Si occorre un lavoro. Ti racconto una storia: un bambino chiede al padre che torna dal lavoro di portarlo al parco, ma lui è stanco. E così glielo chiede il giorno dopo, ma lui è ancora stanchissimo. E ancora per vari giorni. Finché il papà è costretto a promettergli: va bene, domani al 100% ti porto al parco. Ma il giorno dopo è ancora più stanco di prima e per farlo rinunciare prende una mappa, la rompe in tanti pezzi e gli dice: quando sei riuscito a metterla a posto, ti porto al parco. Pensando che non ci sarebbe mai riuscito. E così va a letto a riposare. Ma dopo poco arriva il figlio con la mappa sistemata. Il padre lo guarda stupito e gli domanda: ‘Ma come hai fatto?
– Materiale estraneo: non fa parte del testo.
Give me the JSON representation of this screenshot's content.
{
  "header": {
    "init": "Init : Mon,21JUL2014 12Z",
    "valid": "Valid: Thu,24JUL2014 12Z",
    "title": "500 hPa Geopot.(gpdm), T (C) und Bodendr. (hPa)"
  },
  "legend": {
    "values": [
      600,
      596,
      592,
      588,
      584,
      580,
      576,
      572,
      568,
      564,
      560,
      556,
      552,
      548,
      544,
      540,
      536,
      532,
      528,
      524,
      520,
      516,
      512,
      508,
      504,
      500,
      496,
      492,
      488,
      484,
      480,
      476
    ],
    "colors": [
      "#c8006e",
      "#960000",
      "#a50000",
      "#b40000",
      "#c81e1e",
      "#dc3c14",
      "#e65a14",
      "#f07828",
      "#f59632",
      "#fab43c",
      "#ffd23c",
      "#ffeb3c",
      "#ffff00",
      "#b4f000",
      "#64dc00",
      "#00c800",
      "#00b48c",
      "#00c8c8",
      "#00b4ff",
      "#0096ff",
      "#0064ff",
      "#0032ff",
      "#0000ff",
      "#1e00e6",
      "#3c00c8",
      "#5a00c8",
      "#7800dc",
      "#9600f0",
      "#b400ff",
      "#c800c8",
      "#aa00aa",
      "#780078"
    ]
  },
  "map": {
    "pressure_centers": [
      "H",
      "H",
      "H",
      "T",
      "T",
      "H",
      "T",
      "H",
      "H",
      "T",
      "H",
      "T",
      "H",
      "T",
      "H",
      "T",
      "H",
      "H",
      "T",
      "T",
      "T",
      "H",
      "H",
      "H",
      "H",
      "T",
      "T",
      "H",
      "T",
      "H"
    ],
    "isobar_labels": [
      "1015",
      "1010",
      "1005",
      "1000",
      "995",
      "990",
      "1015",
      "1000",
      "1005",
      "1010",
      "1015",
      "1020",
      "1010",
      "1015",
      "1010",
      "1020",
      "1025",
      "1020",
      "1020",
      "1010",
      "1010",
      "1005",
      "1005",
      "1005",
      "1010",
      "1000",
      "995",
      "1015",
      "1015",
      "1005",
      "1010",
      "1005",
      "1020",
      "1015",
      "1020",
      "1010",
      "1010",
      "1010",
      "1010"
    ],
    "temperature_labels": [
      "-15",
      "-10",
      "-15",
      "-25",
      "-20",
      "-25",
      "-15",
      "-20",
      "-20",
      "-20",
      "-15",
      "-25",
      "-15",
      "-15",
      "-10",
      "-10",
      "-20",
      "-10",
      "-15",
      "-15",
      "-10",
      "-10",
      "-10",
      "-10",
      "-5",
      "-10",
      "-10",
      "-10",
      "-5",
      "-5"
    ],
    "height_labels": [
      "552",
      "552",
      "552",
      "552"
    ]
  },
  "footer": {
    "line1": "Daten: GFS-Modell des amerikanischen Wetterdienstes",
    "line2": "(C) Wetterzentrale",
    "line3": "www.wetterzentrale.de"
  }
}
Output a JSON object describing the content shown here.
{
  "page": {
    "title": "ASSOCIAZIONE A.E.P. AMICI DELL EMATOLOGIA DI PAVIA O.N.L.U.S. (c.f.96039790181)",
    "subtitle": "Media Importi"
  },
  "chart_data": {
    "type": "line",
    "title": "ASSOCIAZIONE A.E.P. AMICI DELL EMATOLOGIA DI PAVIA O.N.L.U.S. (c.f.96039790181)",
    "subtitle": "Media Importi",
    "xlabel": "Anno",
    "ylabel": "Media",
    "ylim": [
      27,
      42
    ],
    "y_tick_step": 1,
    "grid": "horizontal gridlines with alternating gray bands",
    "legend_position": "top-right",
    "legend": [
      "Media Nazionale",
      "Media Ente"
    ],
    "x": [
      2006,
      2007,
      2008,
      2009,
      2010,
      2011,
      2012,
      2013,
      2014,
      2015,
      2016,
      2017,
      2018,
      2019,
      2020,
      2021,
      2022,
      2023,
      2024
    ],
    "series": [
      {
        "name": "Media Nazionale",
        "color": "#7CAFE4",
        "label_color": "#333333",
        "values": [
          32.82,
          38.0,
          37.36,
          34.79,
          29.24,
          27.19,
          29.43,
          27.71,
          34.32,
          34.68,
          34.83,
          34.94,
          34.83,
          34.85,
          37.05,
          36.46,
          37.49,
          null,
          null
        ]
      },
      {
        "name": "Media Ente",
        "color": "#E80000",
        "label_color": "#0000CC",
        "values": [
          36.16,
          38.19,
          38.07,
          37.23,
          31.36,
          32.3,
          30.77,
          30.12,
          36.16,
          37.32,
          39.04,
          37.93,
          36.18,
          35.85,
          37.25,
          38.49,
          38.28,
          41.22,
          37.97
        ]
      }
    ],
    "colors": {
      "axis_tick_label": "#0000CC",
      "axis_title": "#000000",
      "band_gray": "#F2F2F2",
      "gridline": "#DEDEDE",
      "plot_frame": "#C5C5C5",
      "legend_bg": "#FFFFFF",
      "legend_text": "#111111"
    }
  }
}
Tu non conosci la geografia!’ E il figlio: ‘Infatti non ho seguito il disegno della mappa, ma quello che c’è dietro: la figura di un uomo, ho lavorato su questo’. Con le piccole nostre testimonianze, noi cambiamo il mondo: i piccoli gesti e l’accoglienza di quella donna mi hanno cambiato, così come io ho cambiato centinaia di persone.(AC)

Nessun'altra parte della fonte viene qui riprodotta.